Era obvio que el padre había borrado de su mente todas esas visitas al hospital. Un profesor de la carrera, un texano con inclinaciones al psicoanálisis, nos advirtió de que debíamos estar siempre atentos a la negación de nuestros pacientes: “Siempre habrá un elefante en la habitación, tendréis que haceros cazadores de elefantes”. (Nos reímos tanto de su prepotencia como de lo inapropiado que estaba siendo). “Uniforme desastroso”, “líos”: no eran más que su pobre manera de infravalorar la situación, una descripción eufemística en el mejor de los casos, conejitos en una habitación llena de elefantes. Mientras Milner ofrecía estos ejemplos de la delincuencia de su hijo parecía disociado y expuesto, y a duras penas conseguía dibujar su sonrisa de pega. Recuerdo pensar que no había ningún indicio de lo que había leído sobre el niño en la cara de este hombre tan tenso y mojigato, y viceversa. Sin duda eso era parte del problema.

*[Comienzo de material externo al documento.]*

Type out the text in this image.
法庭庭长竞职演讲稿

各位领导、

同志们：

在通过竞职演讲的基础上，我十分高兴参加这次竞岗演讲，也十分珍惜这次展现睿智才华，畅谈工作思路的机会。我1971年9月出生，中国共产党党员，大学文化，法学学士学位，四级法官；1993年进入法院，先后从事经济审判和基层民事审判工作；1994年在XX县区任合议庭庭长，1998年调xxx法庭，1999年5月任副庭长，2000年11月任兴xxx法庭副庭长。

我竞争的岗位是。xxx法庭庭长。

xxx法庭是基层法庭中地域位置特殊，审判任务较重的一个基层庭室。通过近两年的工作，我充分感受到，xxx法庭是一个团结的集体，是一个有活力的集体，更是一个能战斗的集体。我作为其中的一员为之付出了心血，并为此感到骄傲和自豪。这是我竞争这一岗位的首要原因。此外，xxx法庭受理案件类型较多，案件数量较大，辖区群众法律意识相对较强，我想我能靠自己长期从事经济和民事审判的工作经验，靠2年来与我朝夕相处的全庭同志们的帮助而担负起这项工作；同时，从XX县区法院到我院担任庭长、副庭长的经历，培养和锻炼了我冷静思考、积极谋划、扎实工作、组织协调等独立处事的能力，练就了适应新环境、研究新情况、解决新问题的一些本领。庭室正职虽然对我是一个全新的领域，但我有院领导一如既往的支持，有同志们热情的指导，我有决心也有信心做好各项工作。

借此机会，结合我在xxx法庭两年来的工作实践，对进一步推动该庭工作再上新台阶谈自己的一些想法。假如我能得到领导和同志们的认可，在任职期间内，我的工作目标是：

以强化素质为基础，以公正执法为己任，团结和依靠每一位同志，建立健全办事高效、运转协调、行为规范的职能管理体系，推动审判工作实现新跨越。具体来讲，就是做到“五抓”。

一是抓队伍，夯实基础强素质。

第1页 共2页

—Tiene un umbral del dolor muy alto —dijo, dando la misma explicación por segunda vez.

—No es verdad. Además, eso no existe, ¿verdad? —me pregunta ella.

—Técnicamente sí que existe, ¿verdad? —me pregunta él.

—¿Verdad? —me pregunta ella de nuevo a mí, el árbitro.

Sigo garabateando un torrente de ideas a medio concebir, más pretenciosas que perspicaces. Por ejemplo:

B no asiste a la valoración preliminar, pero son los padres los que realmente están ausentes.

Y:

Se sienten completos en la miseria… completos, pero dependientes. Si B no existiera tendrían que inventárselo.

En realidad, solo estoy evitando los dos pares de ojos que me miran inquisitivamente.

—Bueno, es complicado —respondo.

Y es que, tal y como he aprendido durante el doctorado, nadie puede negar que el dolor es complicado. En términos darwinianos, se asocia con el peligro, el principio primario de organización del comportamiento humano. Su significancia se ve reflejada en su complejidad, ya que tiene más matices excepcionales que cualquier otra percepción sensorial, y sus parámetros apenas se están empezando a esbozar en la literatura (Crittenden, 2008). Los umbrales solo tienen sentido en el contexto de la tolerancia, la magnitud, la sensibilidad, el historial del dolor, las expectativas, el temperamento y la predisposición. Existen varias motivaciones potenciales; no se puede asumir que siempre se evitará el dolor cuando hay acciones motivadas por la búsqueda de experiencias nuevas o por la obtención de recompensas que también pueden controlar el comportamiento. Y todo esto sin tener en cuenta que las causas de nuestro dolor, potencialmente ilimitadas, pueden ser cualquier cosa sobre la faz de la tierra: los estudios muestran que los posibles estímulos que pueden generar dolor resultan únicos en cada individuo. La pelea del señor y la señora Milner es parte de una gran disputa en medicina que las especialidades de neurología, psiquiatría, anestesiología, ortopedia y psicología intentan evitar, resentidas por las negativas a ceder en sus restrictivas opiniones, aunque cada una sigue afirmando que es el origen intelectual de la disputa. El dolor es como un leproso, un paciente por el que todo el mundo se preocupa pero que nadie quiere tocar.